I’m ashamed to admit it, but this was just too much for me. I slumped to the family room floor and just let the knife go in as far as it would go. I just stared at the floor and wallowed in the pain and let the tears start to fall while Kathryn stared at me. Why did this seem so impossibly hard to accept? Why did I feel like I would never get up from that floor again – like all I wanted to do was draw all of my “broken” little ones to my heart and rock them and sing to them and put Band-Aids on all of their hurts and tell them that in a few days the hurts would all be gone. I don’t know why, but that is what I wanted. Suddenly, it was all just too big and too hard.

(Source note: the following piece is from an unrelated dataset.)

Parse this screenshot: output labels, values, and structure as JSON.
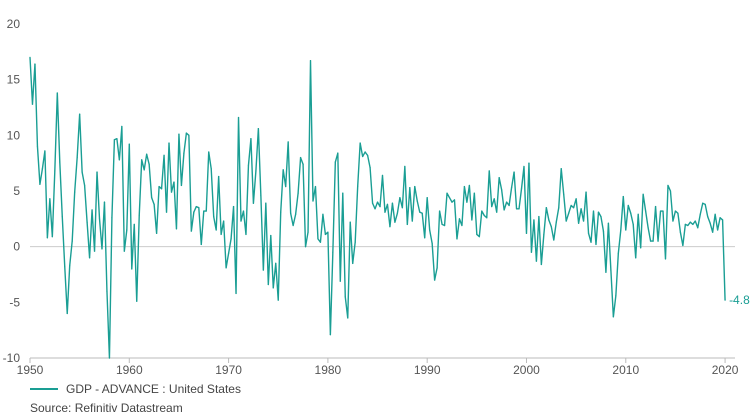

I did manage, with Scott’s help, to get Kathryn’s old tennis shoes on her, and with her hair in a little bun and ringlets at her neck and temples, and with her lacy pink dress, she still looked beautiful - like the miracle child she is. We went to church, and she walked in wearing her tennis shoes. But it hurt. It hurt a lot, and the pain stayed close to me all day.
I believe that other parents of special needs children must also have days like this. This is quite a journey we have embarked on, and not one to take lightly. And some days we just have to cry and remind ourselves that we aren’t strong enough to see this through. That we aren’t wise enough to guide our children through the tumultuous and painful paths that their lives will follow. On those days, we have to let God lift our chins so that we can look into His eyes and confess that we don’t understand. And we have to rest on His chest, knowing that He cries with us and has promised never to leave us to do this without Him.
It was just one of those days, and at the end of it, I had to go to sleep and pray for a brighter day tomorrow. I had to choose to focus on that incredibly deep dimple in Kathryn’s left cheek, and Colin’s amazing memory and beautiful singing voice, Caelyn’s twinkle that survives surgery after surgery, Madlin’s desire to overcome her challenges, Erin’s gentle servant’s heart – and Scott, the soul mate that God has chosen for me to travel alongside on this road of life. When I awake each morning, my children’s (and my own) brokenness will still be there, staring me in the face. But God will also be there, faithfully guiding me – and when I can’t stand on my feet, carrying me. This is a blessed life, and we will all arrive Home someday with the scars to prove it.